La souveraineté des USA, première puissance mondiale, est largement mise en cause, ses « valeurs », qui font sa singularité, une illusion.
Une lutte pour l’hégémonie mondiale sur le « numérique » se développe quotidiennement entre la Chine et les USA. L’Europe, aujourd’hui « colonisée » par les technologies « numériques » d’origine américaine est sous la menace d’un chantage qui l’obligerait à se ranger, de grès ou de force, derrière les Etats-Unis pour des décisions qu’elle ne devrait pas cautionner. Voir les propos de Pierre Bellanger dans sa conférence à l’Institut National des Hautes Etudes de la Sécurité et de la Justice [1]
Le retour aux valeurs fondamentales :
Partout, à tous les niveaux opérationnels, les initiatives individuelles, la solidarité, les prouesses de petits groupes ont fait des miracles grâce à l’ Intelligence Collective mobilisée face à l’urgence.
Ces comportements, plus « naturels » qu’il n’y parait ou que l’on veut nous masquer peuvent nous aider à construire des modes de fonctionnement favorisant les synergies plutôt que la concurrence et les affrontements.
Les données, informations, « algorithmes » ont cette caractéristique nouvelle, inconnue de l’économie « ancienne » : quand on les confie à quelqu’un, on les garde aussi pour soi : il y a multiplication !
Permettre le partage, stimuler les échanges est la nouvelle « énergie » des organisations.
Selon le dicton US « Je te donne 1$, tu me donnes 1$, nous n’avons rien gagné ni l’un ni l’autre ;
je te donne une idée, tu me donnes une idée, pour peu que nos idées soient différentes, nous avons gagné chacun un idée ! »
Léonard de Vinci disait déjà : « Savoir écouter, c’est posséder, outre le sien, le cerveau des autres. »
Un corpus juridique nouveau est nécessaire pour l’espace du « numérique » :
Le numérique transcende les limites des états et des organisations (Communauté Européenne, ONU, OMC, Sociétés, Entreprises, consortiums, associations…) et diverses organisations, Etats mais aussi éditeurs de logiciels Microsoft, Google, … se sont arrogé un pouvoir, un « droit universel ».
Puisque la Cour Européenne de Justice, dans son jugement du 16 juillet 2020 a dénoncé le Privacy Shield qui permettait le transfert de données personnelles aux USA, considérant que les exigences de protection n’étaient pas suffisantes en regard du RGPD, nous sommes fondés à nous reposer quelques questions fondamentales.
Dans cet environnement nouveau qui défie nos modèles juridiques « anciens » il est grand temps de créer un « espace numérique » nouveau, indépendant de toutes les puissances actuelles, notamment des USA et de la Chine construit sur un ensemble de règles simples, cohérentes comme des algorithmes prouvés corrects, pouvant donner du sens à la formule « Code is law »
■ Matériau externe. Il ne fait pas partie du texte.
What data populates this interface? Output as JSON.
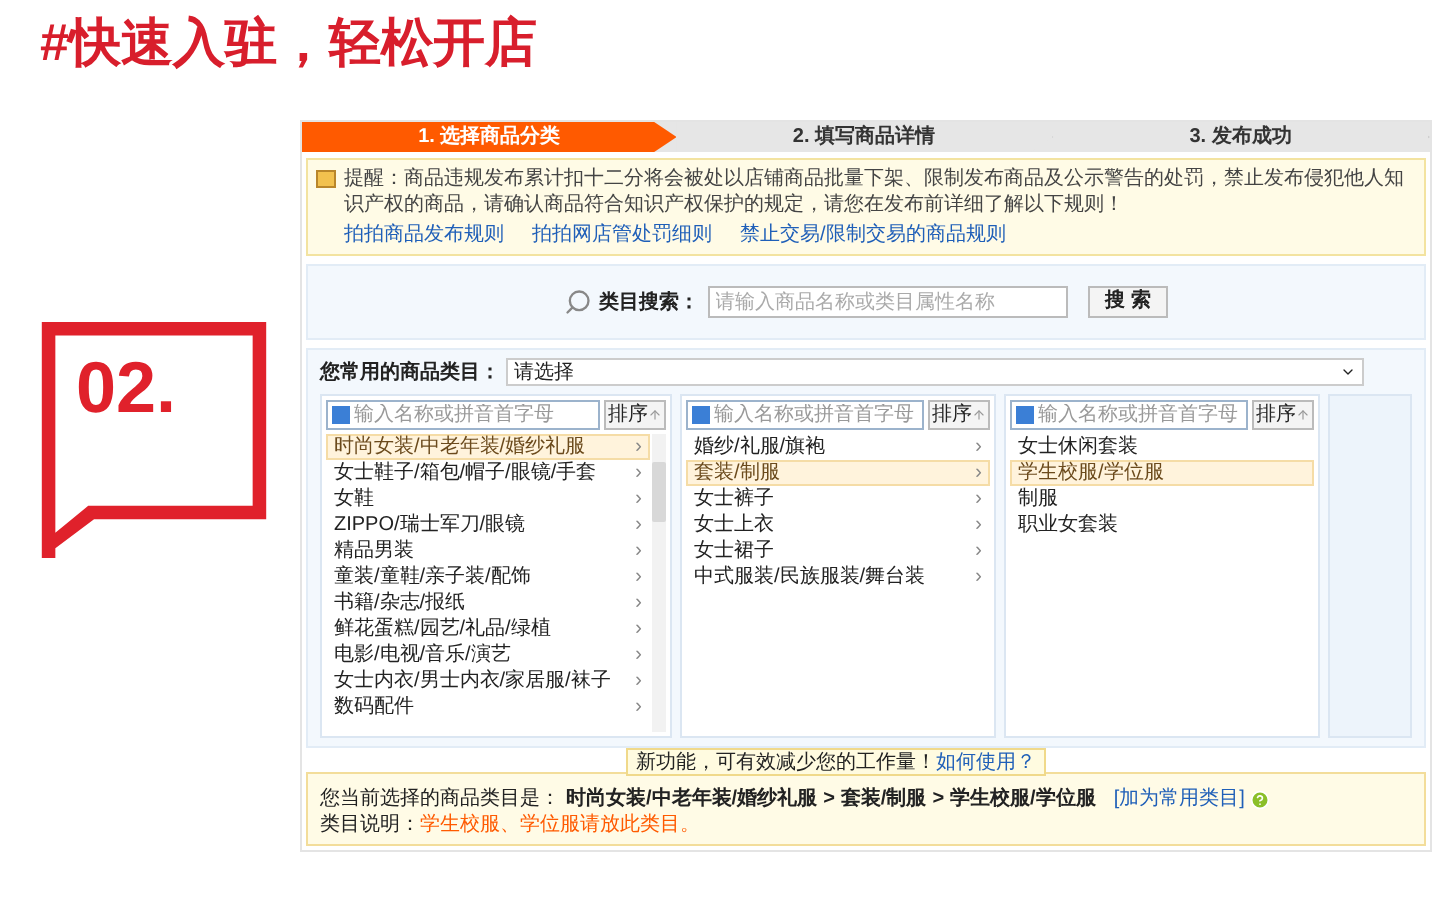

Cet espace de confiance, délimité par des « frontières » au sens de l’architecture RINA [2], reposerait sur quelques valeurs européennes à vocation universalistes, fondées sur la prééminence de l’individu, ses droits et devoirs dans ses interactions avec les autres (et peut-être avec la « nature », la terre).
Les règles de fonctionnement seraient édictées comme un tout cohérent, en identifiant les limites de validité afin de, toujours, rester en conformité (cf théorème de Gödel)
Entrer dans cet espace, en toute indépendance, pour y enregistrer des données, exécuter des applications, serait strictement volontaire et soumis, sans restriction d’aucune sorte à l’ensemble des règles. Toute faute se traduirait pas l’exclusion pure et simple et annule toute prérogative attachée et droits divers ainsi d’être éligible à certains traitements de données, par exemple de santé.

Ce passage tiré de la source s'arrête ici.